Image by monicore from Pixabay via Courthouse News)

So I wanted another Akita just like him, went online and found a backyard Akita breeder in Florida — supposedly. I give the guy a call and he tells me he bought an Akita years ago, and thought the Akita was such a great dog he decided to breed them in his backyard. 

That’s how I bought Rufus. From a real, and honest, backyard breeder, who got an Akita and fell in love with the breed, as I did. So I head out from our little village in Vermont to the closest Moneygram office, across the river in New Hampshire. But I’d forgotten something I needed to send the money — either cash instead of a check, or two forms of ID, I forget. When I got home my friend Jane yanked me by the ear and showed me the results of 45 minutes of furious research on the internet.

The same ad I fell for was out there advertising every dog breed you can imagine, from Akita to basset hound to corgi to Weimaraner to zwergspitz — all raised in the same backyard in Miami. Defendant Ntse used the same trick, according to the lawsuit. 
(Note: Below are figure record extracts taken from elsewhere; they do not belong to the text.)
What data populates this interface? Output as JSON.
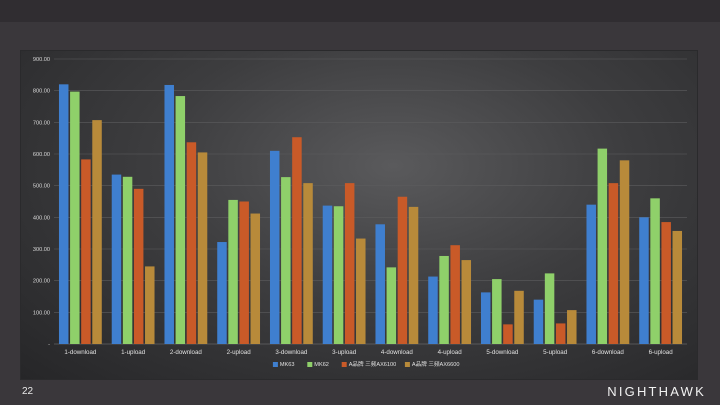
{
  "slide": {
    "number": "22",
    "brand": "NIGHTHAWK"
  },
  "colors": {
    "background": "#3a373b",
    "series": [
      "#3f7fcf",
      "#8fd06a",
      "#c95a28",
      "#b88a3a"
    ]
  },
  "chart_data": {
    "type": "bar",
    "categories": [
      "1-download",
      "1-upload",
      "2-download",
      "2-upload",
      "3-download",
      "3-upload",
      "4-download",
      "4-upload",
      "5-download",
      "5-upload",
      "6-download",
      "6-upload"
    ],
    "series": [
      {
        "name": "MK63",
        "color": "#3f7fcf",
        "values": [
          820,
          535,
          818,
          322,
          610,
          437,
          378,
          213,
          163,
          140,
          440,
          400
        ]
      },
      {
        "name": "MK62",
        "color": "#8fd06a",
        "values": [
          797,
          528,
          783,
          455,
          527,
          435,
          242,
          278,
          205,
          223,
          617,
          460
        ]
      },
      {
        "name": "A品牌 三频AX6100",
        "color": "#c95a28",
        "values": [
          583,
          490,
          637,
          450,
          653,
          508,
          465,
          312,
          62,
          65,
          508,
          385
        ]
      },
      {
        "name": "A品牌 三频AX6600",
        "color": "#b88a3a",
        "values": [
          707,
          245,
          605,
          412,
          508,
          333,
          433,
          265,
          168,
          107,
          580,
          357
        ]
      }
    ],
    "ylim": [
      0,
      900
    ],
    "yticks": [
      "-",
      "100.00",
      "200.00",
      "300.00",
      "400.00",
      "500.00",
      "600.00",
      "700.00",
      "800.00",
      "900.00"
    ],
    "grid": true,
    "legend": "bottom-center",
    "title": "",
    "xlabel": "",
    "ylabel": ""
  }
}
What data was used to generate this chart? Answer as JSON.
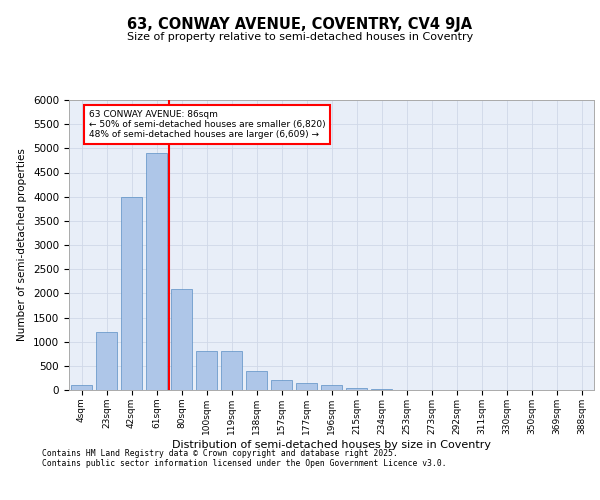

Jane had also figured out that the P.O. Box in Miami was owned by someone in Cameroon — thereby saving me not only a few hundred bucks but saving my heart from breaking again.

Now, I know that horrible things happen every day all over the world, from Moscow to Ukraine to Washington, D.C., and puppy fraud may not rank up there with genocide, land mines or Marjorie Taylor Greene. But, come on, Nche Noel Ntse, et al., is that the best you can do as a human being? Use nonexistent puppies to break people’s hearts while you steal their money?

I called the Cameroon Embassy in Washington, D.C., to ask if they know about, or plan to do anything about, being the worldwide center of puppy fraud, but no one answered any of the seven extensions I dialed. Now, am I suggesting that His Excellency Ambassador Etounde Essomba Henri is in on the scam? Of course not. The guy doesn’t even know how to run his own office.

I am suggesting, though, that every evil, shriveled-heart bastard in the world, from Vladimir Putin on down, be asked the question that Jane asked the crook who tried to rip me off: Does your mother know what you’re doing?